От нашего ученого хозяина мы узнали, что здесь, в этой лаборатории, собраны далеко еще не все чудеса растительного мира новой эпохи. На то, что природе надо было много сот тысяч лет, науке последнего времени понадобилось лишь несколько столетий. Путем строжайшей селекции, скрещивания и воздействия самых разнообразных физико-химических процессов удалось до неузнаваемости изменить свойства почти всех полезных для человека растений. Но этого мало, появились совершенно новые искусственные сорта – кактусы без шипов, фрукты без зерен, новые хлебные злаки, огромные колосья, сахаристые новые плоды, вечно зеленые лиственницы, древесина съедобная и древесина, своей твердостью соперничающая с железом, быстрорастущие сорта строевого леса, растения, выдерживающие самую жестокую жару, и растения, дающие плоды в самом холодном климате Сибири… мне трудно даже перечислить все эти новые полезные классы и виды царства растений…

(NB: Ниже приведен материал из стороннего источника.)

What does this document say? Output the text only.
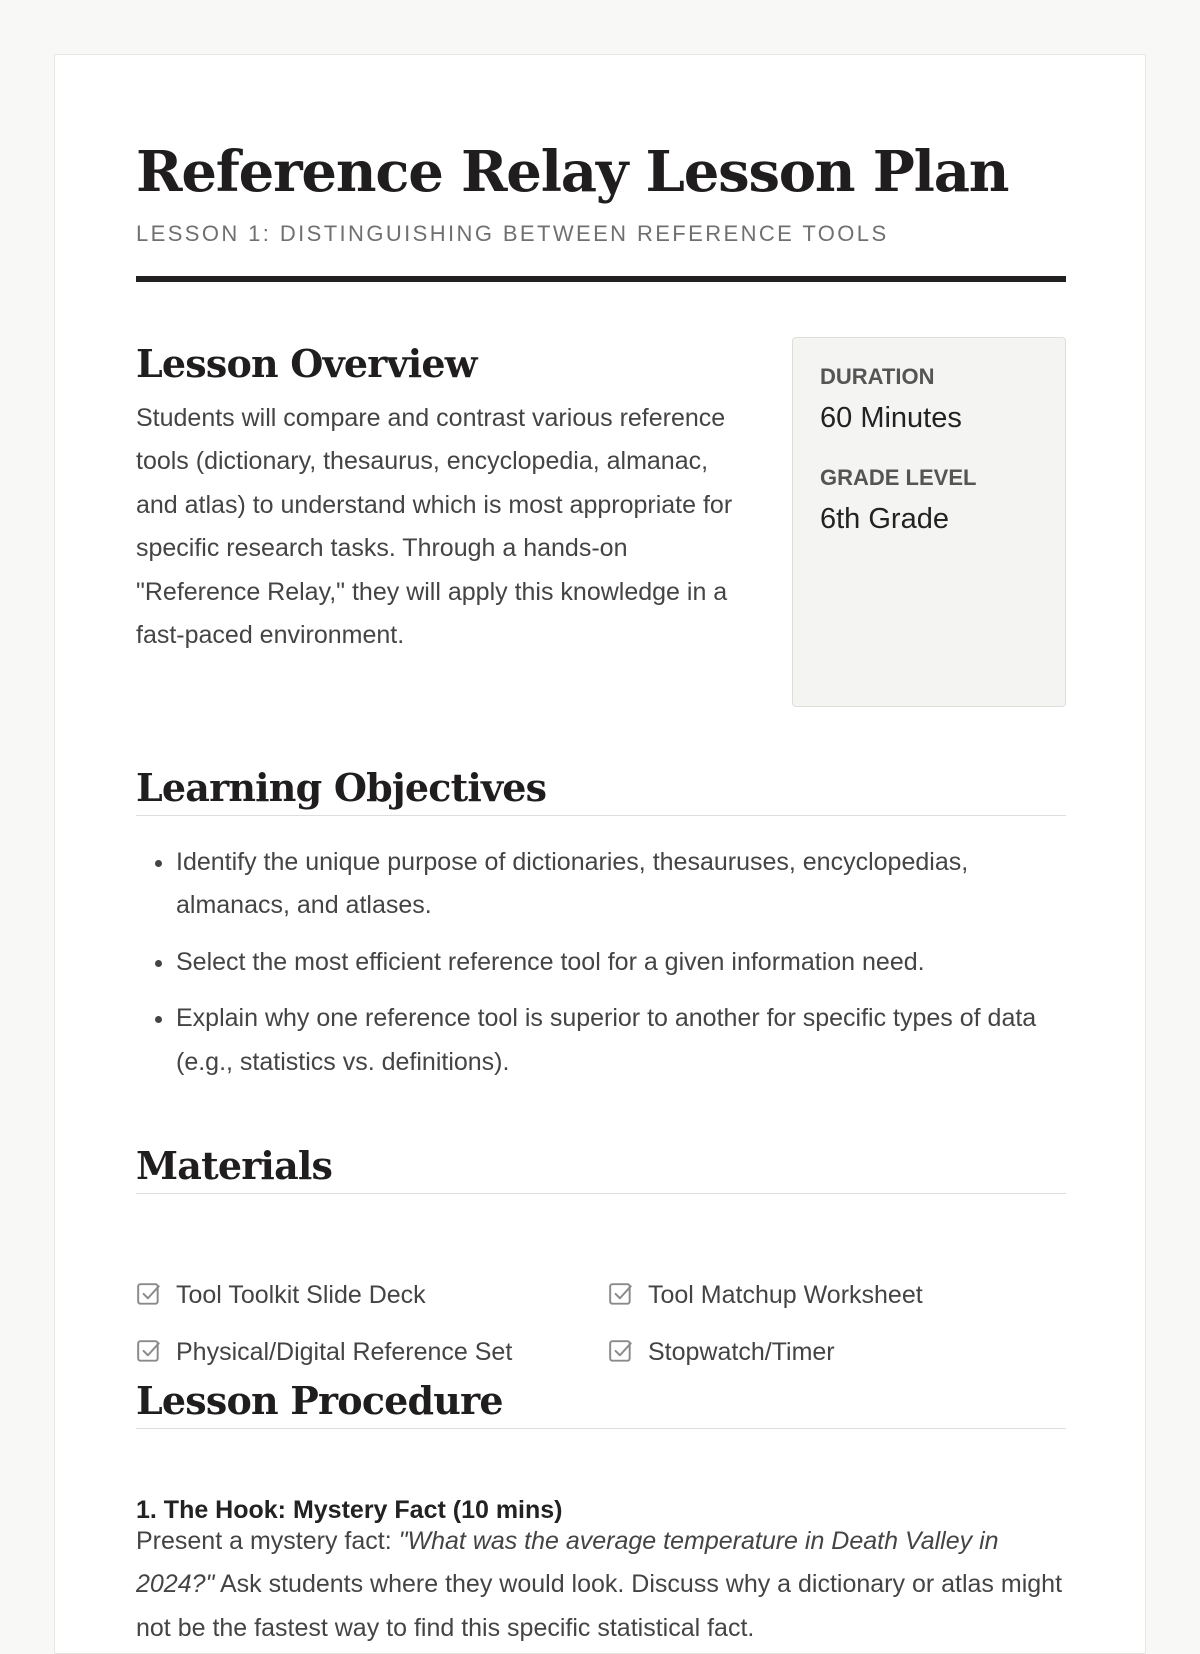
Reference Relay Lesson Plan
LESSON 1: DISTINGUISHING BETWEEN REFERENCE TOOLS
Lesson Overview

Students will compare and contrast various reference tools (dictionary, thesaurus, encyclopedia, almanac, and atlas) to understand which is most appropriate for specific research tasks. Through a hands-on "Reference Relay," they will apply this knowledge in a fast-paced environment.

DURATION
60 Minutes
GRADE LEVEL
6th Grade
Learning Objectives
• Identify the unique purpose of dictionaries, thesauruses, encyclopedias, almanacs, and atlases.
• Select the most efficient reference tool for a given information need.
• Explain why one reference tool is superior to another for specific types of data (e.g., statistics vs. definitions).
Materials
Tool Toolkit Slide Deck	Tool Matchup Worksheet
Physical/Digital Reference Set	Stopwatch/Timer
Lesson Procedure
1. The Hook: Mystery Fact (10 mins)

Present a mystery fact: "What was the average temperature in Death Valley in 2024?" Ask students where they would look. Discuss why a dictionary or atlas might not be the fastest way to find this specific statistical fact.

– Вы увидите, – продолжал профессор Антей, – когда ознакомитесь с нашими научными центрами, что столь же успешную работу удалось проделать и над миром животных. Уже ваши современники, при помощи искусственного подбора, создавали новые породы домашних животных – вроде тонкорунных овец, богатых мясом быков, удойных коров, особых сортов кур и т. д. XX и XXI века достигли в этом отношении еще более ценных и поразительных результатов. Наряду с этим, громадные успехи сделала синтетическая химия. Она открыла, наконец, тайну создания белка и витаминов, и теперь часть натуральной пищи заменена более доступным искусственным продуктом. Что бы стало с людьми без этих достижений? Ведь уже в XXIII веке одними только продуктами сельского хозяйства население уже не могло бы прокормиться, так поднялась численность рода человеческого… И вот, фабрики пищи постепенно вытеснили желтеющие нивы и огороды, где теперь раскинулась непрерывная пестрая скатерть садов-городов…
В этот вечер, гуляя с Реей в саду и прислушиваясь к пению цветов, я с невольным замиранием сердца думал о том, какие еще неожиданности ждут меня в этом удивительном мире! Но в тот момент я не искал их, этих новых чудес, потому что переживал самое великое чудо – вечное чудо любви.
Я не мог отдать себе отчета, когда это случилось со мною. В подобных случаях так трудно установить какие-то вехи…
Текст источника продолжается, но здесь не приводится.